26 Expression également note par M. W. Young (1987:62) à Kalauna (Milne Bay Province, Papouasie-Nouvelle-Guinée): « A mother will tell her newly married daughter: “You cannot waste your husband’s food (sekeli – an English borrowing). He does not feed you for nothing. You must bear him children.” »
27 Le même terme ajië et paicî qui signifie à la fois « donner naissance » et « élever » est appliqué aux géniteurs comme aux parents adoptifs.
28 Il s’agit notamment des relations entre grand-mère et petit-fils ou petite-fille et grand-père.
29 De tels faits se produisirent entre les années 1955 et 1975 à Monéo et à Nékliai. A Tiéta, où des jeunes filles s’étaient « enfuies » pour aller danser dans une fête où l’une d’elles s’était fait violer, à leur retour le chef condamna à être battues, non seulement l’ensemble des filles, mais aussi leurs mères qui auraient dû les empêcher de partir.

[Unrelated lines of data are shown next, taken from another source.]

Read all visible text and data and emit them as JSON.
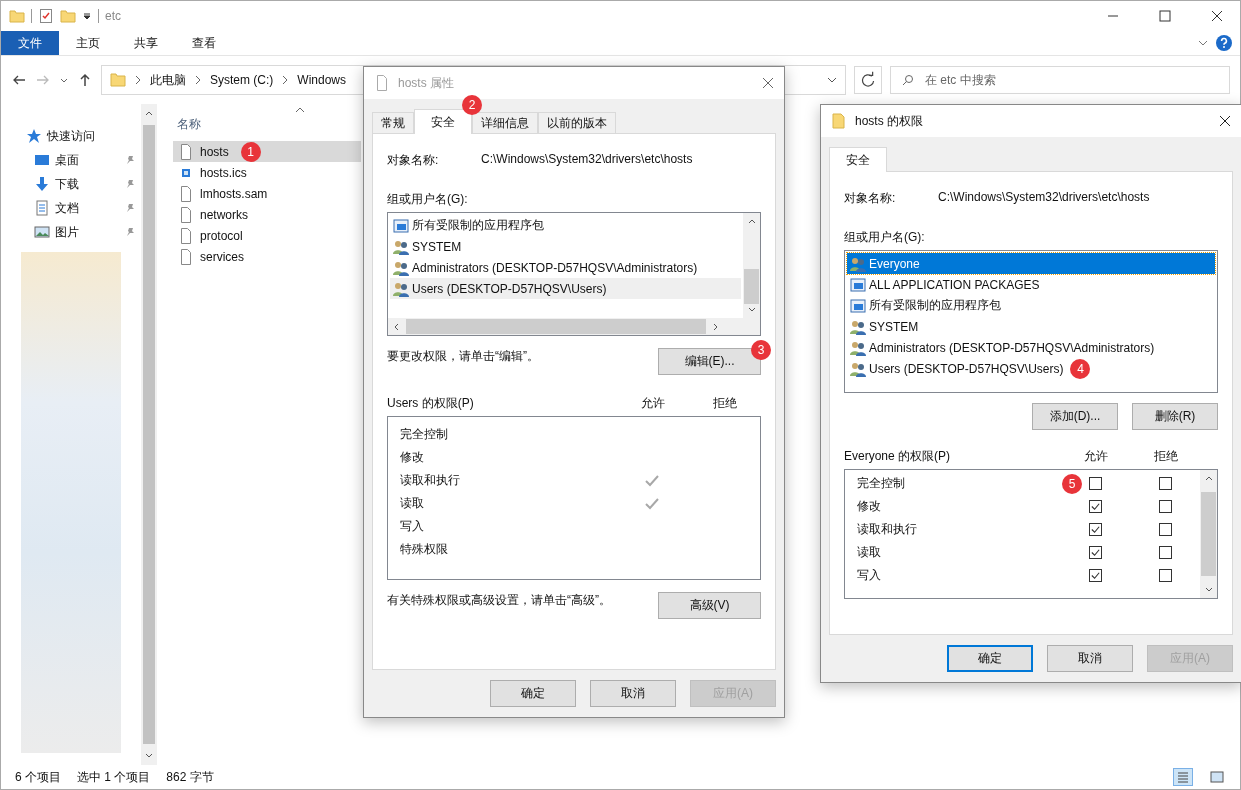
{
  "explorer": {
    "title": "etc",
    "ribbon_tabs": [
      {
        "label": "文件",
        "selected": true
      },
      {
        "label": "主页",
        "selected": false
      },
      {
        "label": "共享",
        "selected": false
      },
      {
        "label": "查看",
        "selected": false
      }
    ],
    "breadcrumb": [
      "此电脑",
      "System (C:)",
      "Windows"
    ],
    "search": {
      "placeholder": "在 etc 中搜索"
    },
    "nav": [
      {
        "label": "快速访问",
        "kind": "star",
        "pinned": false
      },
      {
        "label": "桌面",
        "kind": "desktop",
        "pinned": true
      },
      {
        "label": "下载",
        "kind": "download",
        "pinned": true
      },
      {
        "label": "文档",
        "kind": "document",
        "pinned": true
      },
      {
        "label": "图片",
        "kind": "picture",
        "pinned": true
      }
    ],
    "column_header": "名称",
    "files": [
      {
        "name": "hosts",
        "kind": "file",
        "selected": true,
        "badge": "1"
      },
      {
        "name": "hosts.ics",
        "kind": "ics",
        "selected": false
      },
      {
        "name": "lmhosts.sam",
        "kind": "file",
        "selected": false
      },
      {
        "name": "networks",
        "kind": "file",
        "selected": false
      },
      {
        "name": "protocol",
        "kind": "file",
        "selected": false
      },
      {
        "name": "services",
        "kind": "file",
        "selected": false
      }
    ],
    "status_bar": {
      "count": "6 个项目",
      "selection": "选中 1 个项目",
      "size": "862 字节"
    }
  },
  "properties_dialog": {
    "title": "hosts 属性",
    "tabs": [
      {
        "label": "常规",
        "selected": false
      },
      {
        "label": "安全",
        "selected": true,
        "badge": "2"
      },
      {
        "label": "详细信息",
        "selected": false
      },
      {
        "label": "以前的版本",
        "selected": false
      }
    ],
    "object_label": "对象名称:",
    "object_path": "C:\\Windows\\System32\\drivers\\etc\\hosts",
    "groups_label": "组或用户名(G):",
    "groups": [
      {
        "name": "所有受限制的应用程序包",
        "kind": "package",
        "selected": false
      },
      {
        "name": "SYSTEM",
        "kind": "group",
        "selected": false
      },
      {
        "name": "Administrators (DESKTOP-D57HQSV\\Administrators)",
        "kind": "group",
        "selected": false
      },
      {
        "name": "Users (DESKTOP-D57HQSV\\Users)",
        "kind": "group",
        "selected": true
      }
    ],
    "edit_hint": "要更改权限，请单击“编辑”。",
    "edit_button": "编辑(E)...",
    "edit_badge": "3",
    "permissions_label": "Users 的权限(P)",
    "allow_header": "允许",
    "deny_header": "拒绝",
    "permissions": [
      {
        "name": "完全控制",
        "allow": false,
        "deny": false
      },
      {
        "name": "修改",
        "allow": false,
        "deny": false
      },
      {
        "name": "读取和执行",
        "allow": true,
        "deny": false
      },
      {
        "name": "读取",
        "allow": true,
        "deny": false
      },
      {
        "name": "写入",
        "allow": false,
        "deny": false
      },
      {
        "name": "特殊权限",
        "allow": false,
        "deny": false
      }
    ],
    "advanced_hint": "有关特殊权限或高级设置，请单击“高级”。",
    "advanced_button": "高级(V)",
    "buttons": [
      {
        "label": "确定",
        "disabled": false
      },
      {
        "label": "取消",
        "disabled": false
      },
      {
        "label": "应用(A)",
        "disabled": true
      }
    ]
  },
  "permissions_dialog": {
    "title": "hosts 的权限",
    "tabs": [
      {
        "label": "安全",
        "selected": true
      }
    ],
    "object_label": "对象名称:",
    "object_path": "C:\\Windows\\System32\\drivers\\etc\\hosts",
    "groups_label": "组或用户名(G):",
    "groups": [
      {
        "name": "Everyone",
        "kind": "group",
        "selected": true
      },
      {
        "name": "ALL APPLICATION PACKAGES",
        "kind": "package",
        "selected": false
      },
      {
        "name": "所有受限制的应用程序包",
        "kind": "package",
        "selected": false
      },
      {
        "name": "SYSTEM",
        "kind": "group",
        "selected": false
      },
      {
        "name": "Administrators (DESKTOP-D57HQSV\\Administrators)",
        "kind": "group",
        "selected": false
      },
      {
        "name": "Users (DESKTOP-D57HQSV\\Users)",
        "kind": "group",
        "selected": false,
        "badge": "4"
      }
    ],
    "group_buttons": [
      "添加(D)...",
      "删除(R)"
    ],
    "permissions_label": "Everyone 的权限(P)",
    "allow_header": "允许",
    "deny_header": "拒绝",
    "permissions": [
      {
        "name": "完全控制",
        "allow": false,
        "deny": false,
        "badge": "5"
      },
      {
        "name": "修改",
        "allow": true,
        "deny": false
      },
      {
        "name": "读取和执行",
        "allow": true,
        "deny": false
      },
      {
        "name": "读取",
        "allow": true,
        "deny": false
      },
      {
        "name": "写入",
        "allow": true,
        "deny": false
      }
    ],
    "buttons": [
      {
        "label": "确定",
        "disabled": false,
        "default": true
      },
      {
        "label": "取消",
        "disabled": false,
        "default": false
      },
      {
        "label": "应用(A)",
        "disabled": true,
        "default": false
      }
    ]
  }
}
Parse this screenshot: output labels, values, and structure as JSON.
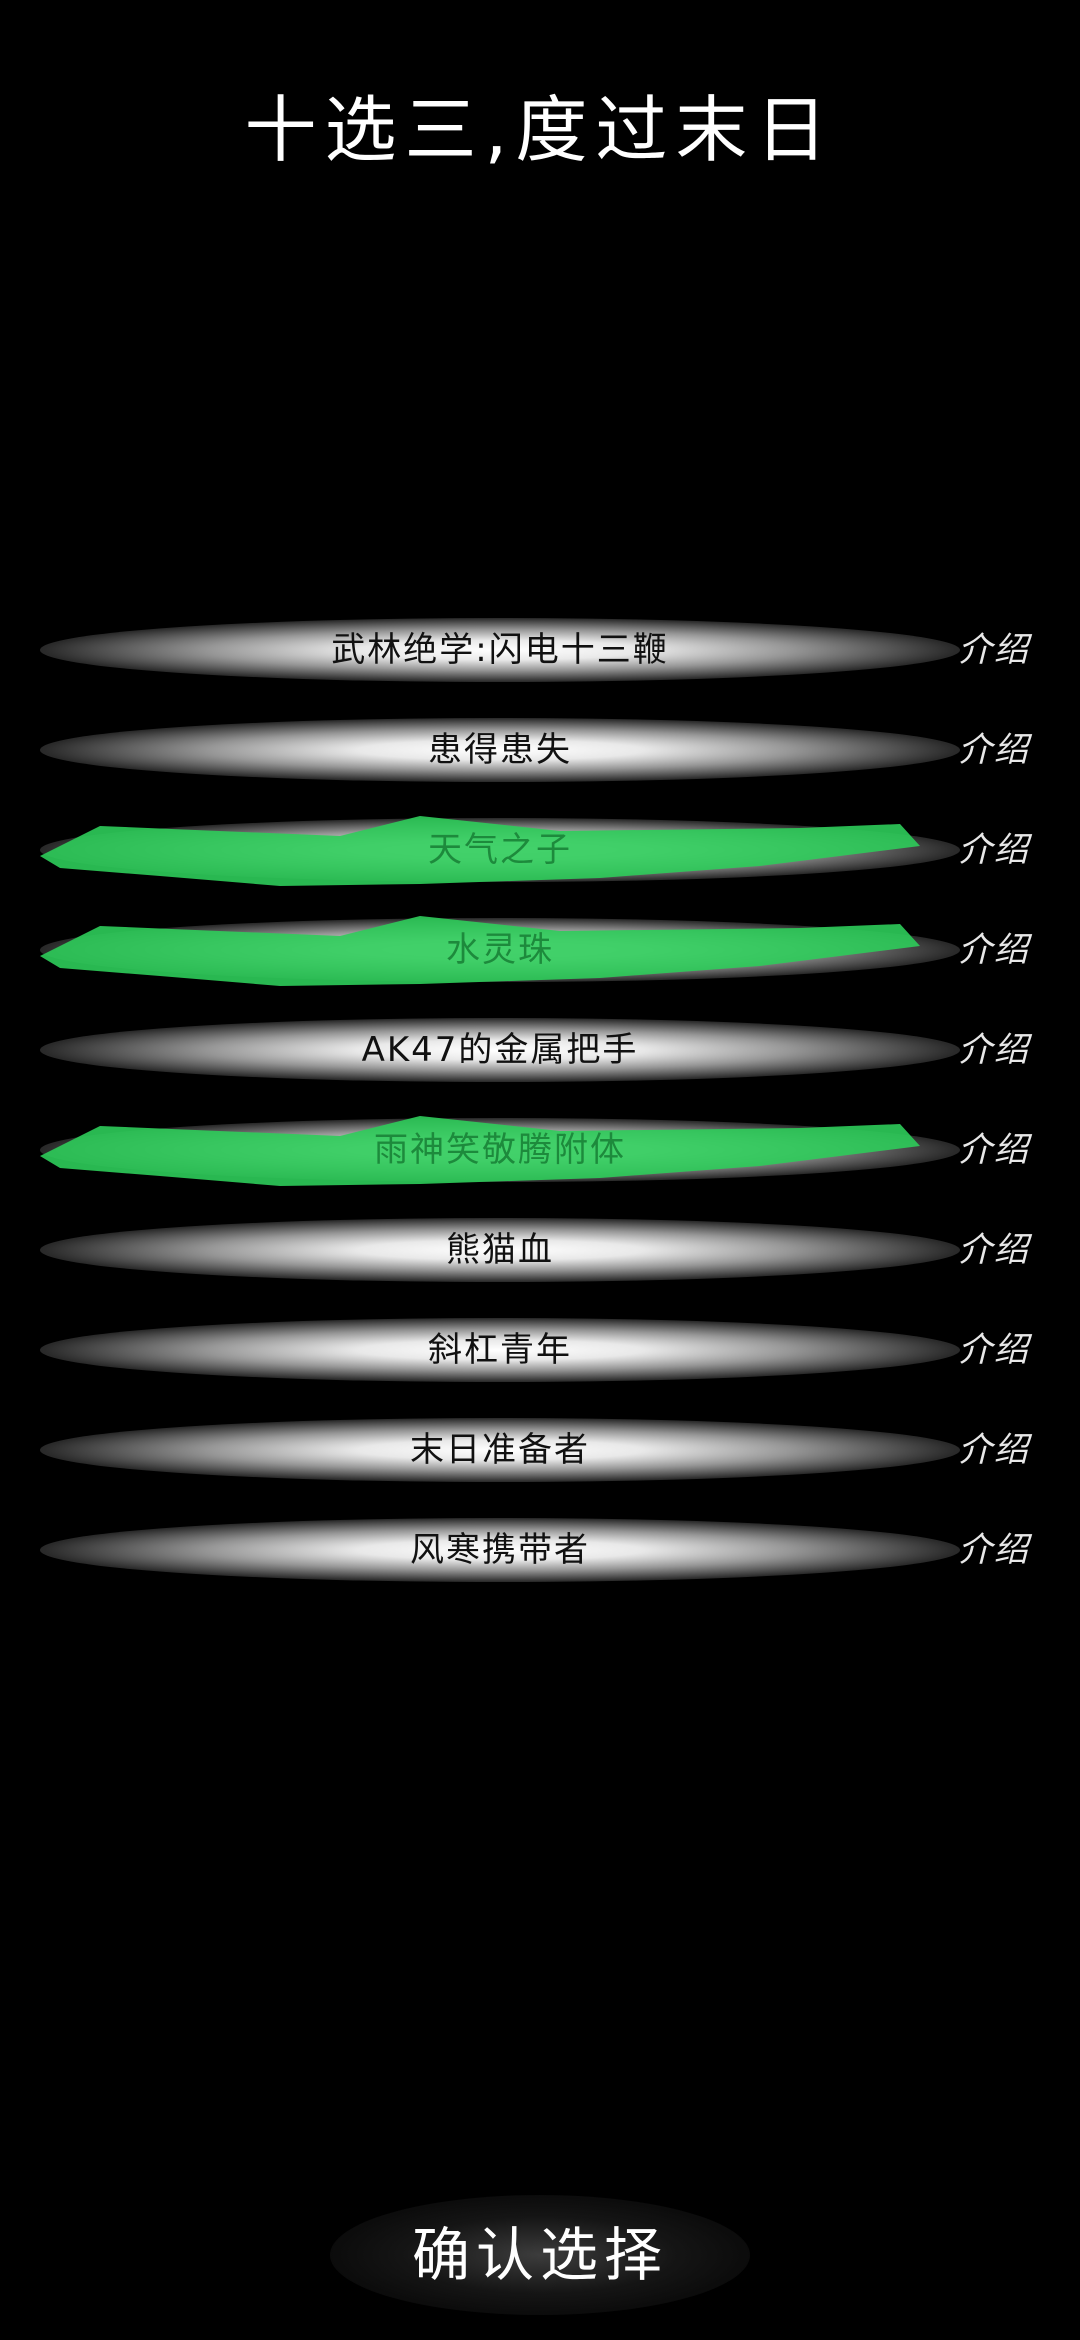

30 Entre autres : « Wakë mäinä/Grand-Waka » dit par Mme Göröwirijaa, à Näpwéwiimiâ, en 1973 (Bensa & Rivierre 1983 : 88-107) ; « Le maître de Wiimiâ » dit par Mme Göröwirijaa (Bensa & Rivierre 1995 :129-142) ; « Histoire du maître de la montagne de Gobwinyinrin » dit par W. Gorodé, traduction J. Guiart (1957 : 61-65).
31 En sept ans, je n’ai eu connaissance que d’un seul cas d’infanticide judiciarisé.
32 Les cas de suicide que je connais directement et ceux dont on m’a parlé dans la région étudiée sont tous masculins. Le mode traditionnel de suicide, la pendaison, tend à être supplanté chez les plus jeunes par la balle de fusil tirée dans la tête.
33 Le couteau est un instrument féminin ; autrefois fait de coquillage, il était donné par sa famille à la femme qu’on mariait pour qu’elle travaille avec chez son époux ; aujourd’hui encore, les femmes ne se séparent pas de leur couteau de cuisine considéré comme un objet personnel avec lequel on se déplace, rangé dans un panier ou fiché dans la coiffure.
34 Dans le cas inverse, l’homme qui a tué sa compagne essaie généralement de se suicider.
35 Par exemple, dans les Hautes Terres de Papouasie-Nouvelle-Guinée (Enga Province), les Baruya décrits par M. Godelier (1980), ou les Mae décrits par M.J. Meggitt (1989).